How to give your kids Healthy Meals on a Limited Budget

Smart Single Mum Parenting For Happy Kids

How to give your kids Healthy Meals on a Limited Budget

Kate Bloomsbury – Single Mum Blog | 16 February 2012


We all know the importance of giving your kids healthy

…meals that are part of a greater nutrient-rich well-balanced diet. As many a parenting manual and nutritionist will attest, a good diet is essential for physical and cognitive development and healthy immune systems. Instilling good dietary habits from a young age also means that your kids are more likely to have a healthy attitude towards food in adult life.

This is all well and good but eating well is not necessarily conducive to spending little. Supermarkets don’t make things easy as junk food, fatty snacks and pre-packaged ready meals are all markedly cheaper than say, organic fruit and vegetables.

Plus, what child would really choose to eat salad with their meal as opposed to fries, without putting up a fight? Certainly not my child! Convincing kids to eat healthy meals is hard task for any parent so even if you’ve pulled off a healthy weekly shop within budget, it doesn’t necessarily mean your kids will go for it.
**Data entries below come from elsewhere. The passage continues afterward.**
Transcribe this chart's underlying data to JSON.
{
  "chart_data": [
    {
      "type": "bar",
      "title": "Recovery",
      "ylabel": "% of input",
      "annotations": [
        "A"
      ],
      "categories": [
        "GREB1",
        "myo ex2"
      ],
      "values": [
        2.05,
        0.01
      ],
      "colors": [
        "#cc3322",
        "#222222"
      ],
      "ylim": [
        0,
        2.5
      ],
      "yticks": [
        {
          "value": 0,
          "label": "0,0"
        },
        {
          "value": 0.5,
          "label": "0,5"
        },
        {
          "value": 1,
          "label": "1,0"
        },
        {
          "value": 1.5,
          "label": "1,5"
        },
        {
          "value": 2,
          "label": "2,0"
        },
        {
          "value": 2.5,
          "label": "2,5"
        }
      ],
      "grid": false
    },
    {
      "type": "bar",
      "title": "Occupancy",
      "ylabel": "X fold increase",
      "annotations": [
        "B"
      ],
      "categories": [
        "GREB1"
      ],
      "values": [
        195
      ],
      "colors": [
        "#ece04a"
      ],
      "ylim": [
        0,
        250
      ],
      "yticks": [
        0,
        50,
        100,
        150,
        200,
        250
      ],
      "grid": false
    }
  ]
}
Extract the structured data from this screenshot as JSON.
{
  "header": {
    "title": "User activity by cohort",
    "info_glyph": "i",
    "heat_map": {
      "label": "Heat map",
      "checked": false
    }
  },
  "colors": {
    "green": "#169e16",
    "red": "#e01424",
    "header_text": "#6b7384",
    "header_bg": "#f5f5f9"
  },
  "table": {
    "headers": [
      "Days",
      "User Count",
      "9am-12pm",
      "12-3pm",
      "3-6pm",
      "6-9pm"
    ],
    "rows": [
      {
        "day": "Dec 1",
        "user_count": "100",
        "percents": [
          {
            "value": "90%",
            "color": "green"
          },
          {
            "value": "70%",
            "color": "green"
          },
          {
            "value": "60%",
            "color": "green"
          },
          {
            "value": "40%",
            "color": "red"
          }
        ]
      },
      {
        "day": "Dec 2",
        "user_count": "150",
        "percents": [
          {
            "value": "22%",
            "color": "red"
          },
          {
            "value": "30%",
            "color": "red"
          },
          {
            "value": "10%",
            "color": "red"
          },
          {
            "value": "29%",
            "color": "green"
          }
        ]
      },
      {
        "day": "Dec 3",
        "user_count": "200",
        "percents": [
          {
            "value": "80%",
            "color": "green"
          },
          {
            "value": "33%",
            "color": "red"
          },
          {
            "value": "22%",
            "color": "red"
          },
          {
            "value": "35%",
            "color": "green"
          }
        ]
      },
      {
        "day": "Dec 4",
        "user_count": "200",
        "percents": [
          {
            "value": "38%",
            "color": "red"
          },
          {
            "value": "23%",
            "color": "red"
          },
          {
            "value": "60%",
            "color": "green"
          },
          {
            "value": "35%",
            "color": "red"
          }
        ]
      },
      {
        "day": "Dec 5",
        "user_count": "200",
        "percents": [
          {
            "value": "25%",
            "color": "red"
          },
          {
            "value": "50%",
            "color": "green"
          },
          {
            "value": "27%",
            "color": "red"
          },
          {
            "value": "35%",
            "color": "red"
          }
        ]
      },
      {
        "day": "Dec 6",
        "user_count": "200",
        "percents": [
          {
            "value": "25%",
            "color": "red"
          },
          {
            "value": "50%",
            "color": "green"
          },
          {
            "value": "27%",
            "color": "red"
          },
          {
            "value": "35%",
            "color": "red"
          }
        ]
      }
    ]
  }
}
There are a few things you can do though. Here’s a few tips for getting your kids to eat healthy meals without breaking the bank.

Healthy Meal Planning

It may seem obvious but the first rule for a good food budget is planning. If possible, evaluate what you spend on food on average on a weekly basis so you’re able to work out what can cut down on or exchange for a healthier option. Then, work on planning each meal including lunches so you only buy the necessary ingredients.
Check the weekend newspapers for supermarket discount coupons. Always check out the special offers sections in stores as well, though be careful not to get carried away (as I often have) and end up overspending. Buy supermarket own brands wherever possible.
If you’re kids are fussy about eating fruit and vegetables, don’t be afraid to use trickery and disguise on them! Blended soups, pasta sauces and fruit smoothies are all effective ways to get those nutrients into them.
Find out what fruits and vegetables are in season for your area and choose healthy meal recipes accordingly. If you’re feeling super-organised, start a family recipe book with recipes grouped by season so you have a ready-made cookery guide for next year.
Invest in some good sturdy storage containers and buy certain foods (e.g. pasta, oats, rice, cereals) in bulk. This will work out much cheaper in the long term.
Consider growing your own vegetables. If you have the time cultivating a vegetable patch can be rewarding both for your wallet, the environment and your kids who will learn about nature in the process.
Then sometimes when all this virtue gets too much work, I think it is more important to have quality dinner time with the kids rather than running around soaking chickpeas! Ordering in can really save the day, I use this chance for the kids to try something different like Vietnamese or Japanese: both of which are reasonably priced and have plenty of healthy options.